By Carmel Crimmins and Olivia Oran (Reuters)
WASHINGTON - It wasn't just Deutsche Bank that was grappling with big questions about the future at the International Monetary Fund meetings in Washington last week.
The German bank is scrambling to overhaul its operations as it faces a multi-billion dollar fine for selling toxic mortgage-backed securities in the United States.
But many others in the banking industry are also still figuring out what they should be doing, nearly a decade after the financial crisis, as they grapple with anemic economic growth, wafer-thin returns on lending and the possibility that regulators will further hike their cost of doing business.
“This new world of low interest rates and even negative interest rates is something that is very difficult,” said Frederic Oudea, the chief executive of French bank Societe Generale.
“It is a game changer, not just for banks but for the whole financial industry,” he told an audience from the Institute of International Finance (IIF), a trade group for big banks that holds its annual meeting alongside the IMF.
Deutsche Bank’s immediate obstacle is the U.S. Department of Justice's demand for a massive fine over the sale of bad mortgage bonds that could far exceed the 5.5 billion euros ($6.2 billion) in provisions that the bank has set aside. Such a bill could require it to raise more capital.
But Deutsche Bank’s fundamental problem is that its large investment banking business doesn’t fit the post-crisis era.
Chief Executive John Cryan is in the middle of an overhaul, cutting jobs and selling assets. But with interest rates showing no signs of lifting, he needs to move fast.
Since the crisis of 2008, banks on both sides of the Atlantic have shored up their defenses against future losses, adding hundreds of billions of dollars in equity capital and shedding loss-making assets.
Sergio Ermotti, the chief executive officer of Swiss bank UBS, said those defenses had proved their worth in recent weeks when other European banks were largely insulated from the lurch in Deutsche Bank’s shares.
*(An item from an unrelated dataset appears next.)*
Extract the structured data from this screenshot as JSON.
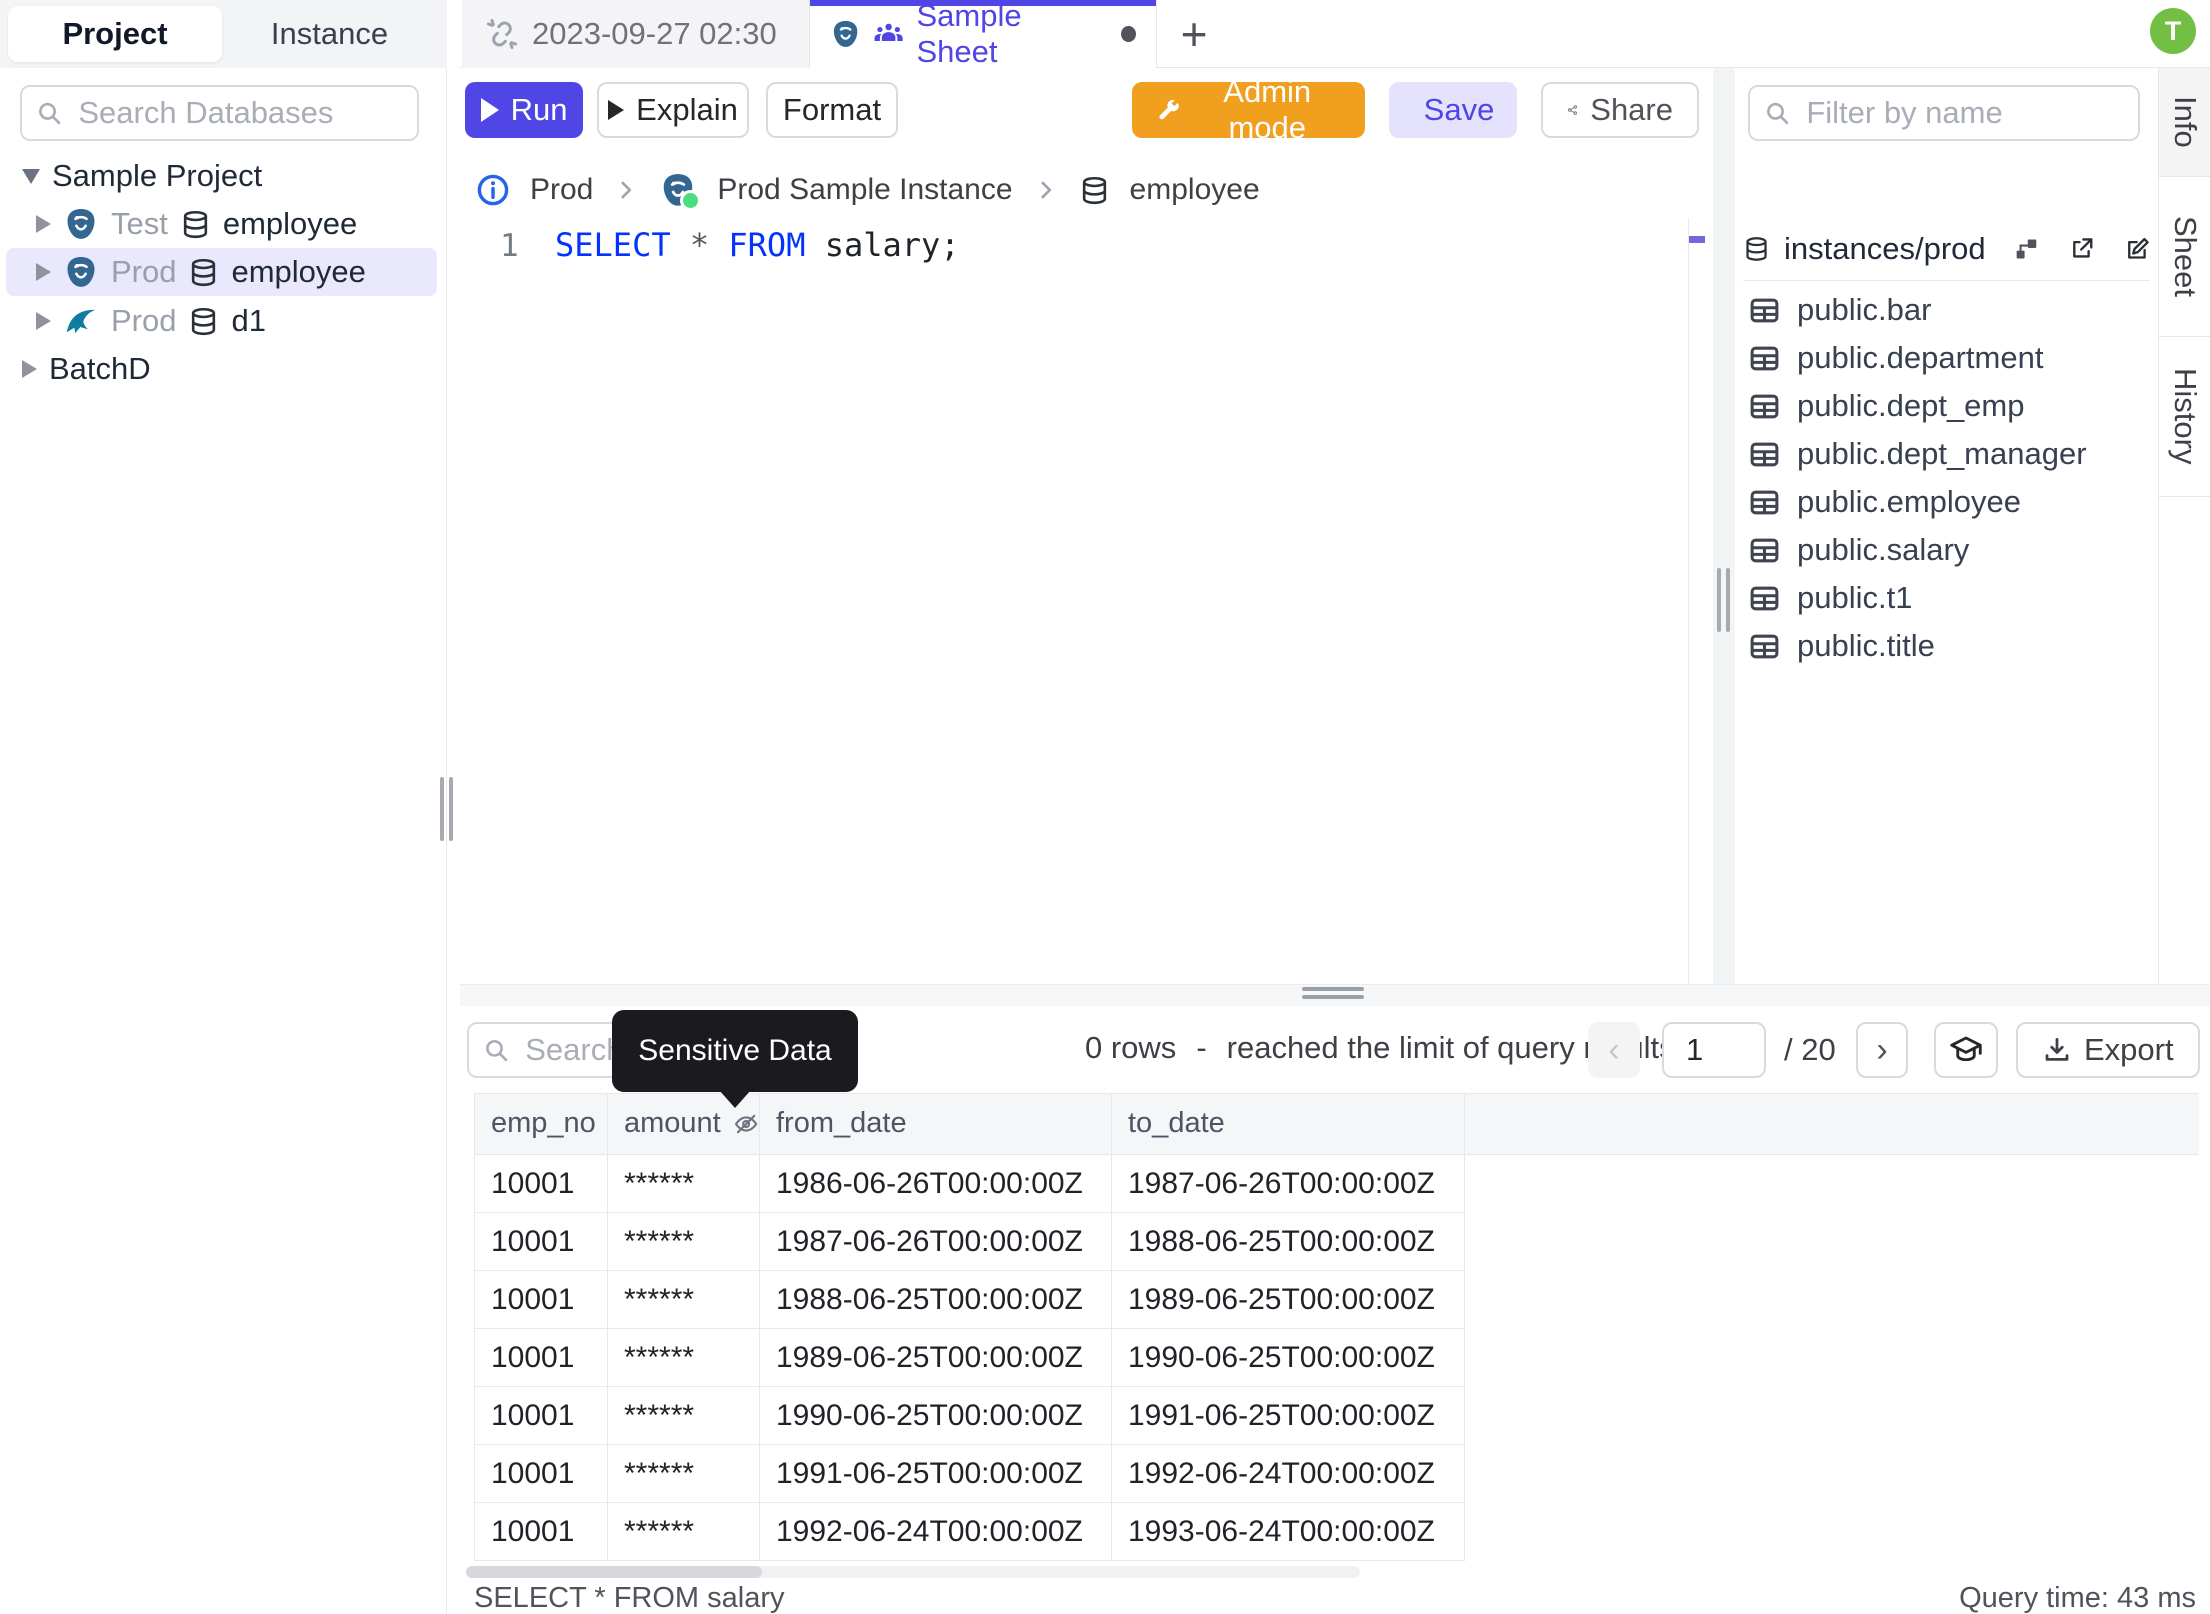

But with rates expected to stay lower for longer, more banks will be under pressure to change with the IMF warning last week that lenders in Germany, Italy and Portugal needed to take urgent action to address old, non-performing loans and bloated, inefficient business models.
“Crisis is the wrong word. We are in the middle inning of the reshaping of the financial landscape,” said Mark McCombe, global head of institutional client business at asset manager BlackRock.
THE MEANING OF LIFE
U.S. bankers attending the IIF meeting were far more upbeat than their European counterparts.
JPMorgan Chase CEO Jamie Dimon, Morgan Stanley head James Gorman and Citigroup boss Michael Corbat, did their version of the "Three Amigos," taking to the stage together to talk up the strength of the U.S. consumer and their own roles in the global economy.
In a separate session, Goldman Sachs Group President Gary Cohn said the U.S. banking system was in the "best shape it has ever, ever been by far."
Like their European rivals, many U.S. banks are struggling to get shareholder returns above their cost of capital, but they are making more progress because they wrote off larger portions of their bad loans earlier – enabling them to return to growth more quickly – and most of their crisis-era litigation costs are behind them. The U.S. economy is also improving at a faster clip than Europe.
“Is it sustainable for any sector to have a return on equity in the long-term that is below what shareholders expect? I don’t think so. Shareholders have been, so far, relatively patient. We should aim to sort out what can be sorted out,” said Oudea.
Britain's vote to exit the European Union, known as "Brexit," is another headwind facing international banks, with the UK financial industry risking a loss of up to 38 billion pounds ($48.34 billion) in revenue if the country has only limited access to the European Union's single market, according to one study.
"The big winner for Brexit will be New York; you'll see more business moving to New York," Gorman said at the IIF meeting.
The competition from technology companies in banks' traditional markets, such as lending and payments, has also ramped up the pressure to change.
In the pre-crisis days, banks would have merged to cut costs, but regulators are now much less in favor of allowing the creation of big, cross-border lenders which could disrupt markets if they got into trouble.
Instead, banks are left to swing the axe where they can and ideally build big market positions in areas that are not penalized by big capital charges, such as consumer lending and asset management.
“The transformation process is still ongoing and it is painful," said Alex Manson, global head of transaction banking at Standard Chartered Bank. "But the quicker you can define what it is you stand for, the quicker you can go to execution from meaning of life mode.”